Géraldine Harckmann, participante au projet Népal 1998

Comment es-tu arrivée chez Quinoa ?
Je suis arrivée chez Quinoa par le biais d’une amie. Le Népal s’est présenté à moi assez logiquement, j’étais déjà très intéressée par l’Asie.

Peux-tu revenir sur le processus ?

Lors du premier w-e de formation j’ai appris énormément grâce aux outils employés (les jeux,etc.). Ce sur quoi j’ai le plus avancé c’est par rapport à ma connaissance des enjeux globaux au niveau mondial.

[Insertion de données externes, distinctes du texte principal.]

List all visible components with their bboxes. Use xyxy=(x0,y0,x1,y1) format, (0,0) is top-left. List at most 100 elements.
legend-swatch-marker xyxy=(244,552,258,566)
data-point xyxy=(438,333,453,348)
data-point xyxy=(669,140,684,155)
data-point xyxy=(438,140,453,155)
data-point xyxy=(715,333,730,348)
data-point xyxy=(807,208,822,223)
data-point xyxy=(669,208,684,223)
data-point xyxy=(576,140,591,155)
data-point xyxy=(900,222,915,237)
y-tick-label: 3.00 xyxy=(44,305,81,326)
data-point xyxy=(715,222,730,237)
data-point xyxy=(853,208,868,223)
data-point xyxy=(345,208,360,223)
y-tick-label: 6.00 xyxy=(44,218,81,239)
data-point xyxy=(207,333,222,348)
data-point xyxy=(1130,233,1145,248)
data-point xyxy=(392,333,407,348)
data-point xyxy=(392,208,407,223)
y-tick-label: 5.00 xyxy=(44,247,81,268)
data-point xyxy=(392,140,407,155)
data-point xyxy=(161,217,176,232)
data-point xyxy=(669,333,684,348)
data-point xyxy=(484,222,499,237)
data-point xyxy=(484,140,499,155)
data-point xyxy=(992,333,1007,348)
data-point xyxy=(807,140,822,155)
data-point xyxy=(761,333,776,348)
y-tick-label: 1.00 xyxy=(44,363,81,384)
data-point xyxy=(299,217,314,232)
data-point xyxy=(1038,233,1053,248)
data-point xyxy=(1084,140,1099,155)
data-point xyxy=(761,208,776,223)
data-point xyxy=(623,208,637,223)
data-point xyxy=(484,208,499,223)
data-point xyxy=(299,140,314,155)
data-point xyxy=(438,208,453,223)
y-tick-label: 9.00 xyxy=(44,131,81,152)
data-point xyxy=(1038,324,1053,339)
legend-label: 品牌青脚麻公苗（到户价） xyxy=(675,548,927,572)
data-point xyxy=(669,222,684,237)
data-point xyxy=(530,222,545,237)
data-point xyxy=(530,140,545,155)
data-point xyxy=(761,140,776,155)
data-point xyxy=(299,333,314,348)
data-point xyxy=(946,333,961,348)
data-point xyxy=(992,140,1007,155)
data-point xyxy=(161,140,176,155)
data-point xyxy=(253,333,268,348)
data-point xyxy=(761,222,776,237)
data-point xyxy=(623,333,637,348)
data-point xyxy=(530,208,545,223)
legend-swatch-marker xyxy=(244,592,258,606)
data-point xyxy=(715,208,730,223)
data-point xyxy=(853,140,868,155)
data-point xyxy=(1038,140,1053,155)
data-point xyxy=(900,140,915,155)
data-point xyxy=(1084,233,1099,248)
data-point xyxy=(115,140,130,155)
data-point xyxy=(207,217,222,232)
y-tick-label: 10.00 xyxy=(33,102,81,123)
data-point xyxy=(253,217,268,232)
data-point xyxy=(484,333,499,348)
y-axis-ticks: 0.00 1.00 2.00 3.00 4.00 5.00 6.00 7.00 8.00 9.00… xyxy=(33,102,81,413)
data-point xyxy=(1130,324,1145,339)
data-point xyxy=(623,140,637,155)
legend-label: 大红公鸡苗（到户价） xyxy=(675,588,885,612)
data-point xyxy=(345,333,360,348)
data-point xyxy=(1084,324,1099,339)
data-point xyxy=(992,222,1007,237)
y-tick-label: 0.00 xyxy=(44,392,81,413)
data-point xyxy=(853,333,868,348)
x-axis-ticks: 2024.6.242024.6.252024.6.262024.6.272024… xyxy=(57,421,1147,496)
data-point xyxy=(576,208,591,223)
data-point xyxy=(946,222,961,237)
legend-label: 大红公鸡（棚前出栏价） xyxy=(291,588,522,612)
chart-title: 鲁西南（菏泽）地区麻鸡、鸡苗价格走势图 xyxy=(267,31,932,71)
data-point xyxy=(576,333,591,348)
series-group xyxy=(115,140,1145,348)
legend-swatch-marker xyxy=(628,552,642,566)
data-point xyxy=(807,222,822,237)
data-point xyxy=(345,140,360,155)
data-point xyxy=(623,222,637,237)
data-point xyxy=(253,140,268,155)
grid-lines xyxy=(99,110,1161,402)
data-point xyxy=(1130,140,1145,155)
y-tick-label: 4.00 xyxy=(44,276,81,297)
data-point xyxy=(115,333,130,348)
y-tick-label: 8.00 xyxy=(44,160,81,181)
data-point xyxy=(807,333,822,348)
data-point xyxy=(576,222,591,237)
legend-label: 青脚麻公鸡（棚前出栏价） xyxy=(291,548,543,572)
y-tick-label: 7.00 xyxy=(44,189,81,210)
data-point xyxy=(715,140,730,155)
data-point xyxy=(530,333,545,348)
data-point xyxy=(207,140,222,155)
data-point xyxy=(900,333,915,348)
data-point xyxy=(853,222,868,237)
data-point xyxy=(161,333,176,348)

Et le week-end à la ferme ?

Super intéressant : l’apprentissage d’un mode de vie, le travail avec la terre... Intéressant ! Par contre, je trouve qu’on est fort focalisé sur le fait que le groupe doit fonctionner, du coup, dès le moindre problème, c’était très vite dit. Or, de mon côté, je préférais d’abord vivre l’expérience de manière plus individuelle. Je n’ai pas forcément voulu une connexion rapide avec les autres : j’étais entourée de filles qui venaient toutes de la même école et du même milieu, ainsi que d’un couple âgé. J’ai donc vécu l’expérience de manière plus individuelle et je n’ai pas observé de réel changement par rapport au groupe.

Comment s’est passé le projet dans le Sud ?

Arrivés sur place, le "trop d’accueil" nous a donné un statut spécial, il était impossible de passer inaperçus et c’était quelque chose qui ne me plaisait pas : il n’y avait pas de vraies rencontres possibles.

Qu’avez-vous fait concrètement ?

Sur place nous devions bâtir un local dans un bidonville avec les femmes de l’endroit et les profs d’une école. La construction nous a fait bosser beaucoup, parfois très peu : c’était surtout un moyen de rencontrer des gens, être active dans un endroit était primordial à mes yeux, c’est important de voyager de cette manière-là et je me suis demandée dans quelle mesure cela n’aurait pas été sympa d’être formés de manière plus techniques pour ce faire. En effet, je me suis sentie démunie car il n’y avait pas vraiment de partage de compétences. Comme prétexte à la rencontre, c’est un bon moyen , mais je me pose la question : qu’avons nous apporter concrètement ?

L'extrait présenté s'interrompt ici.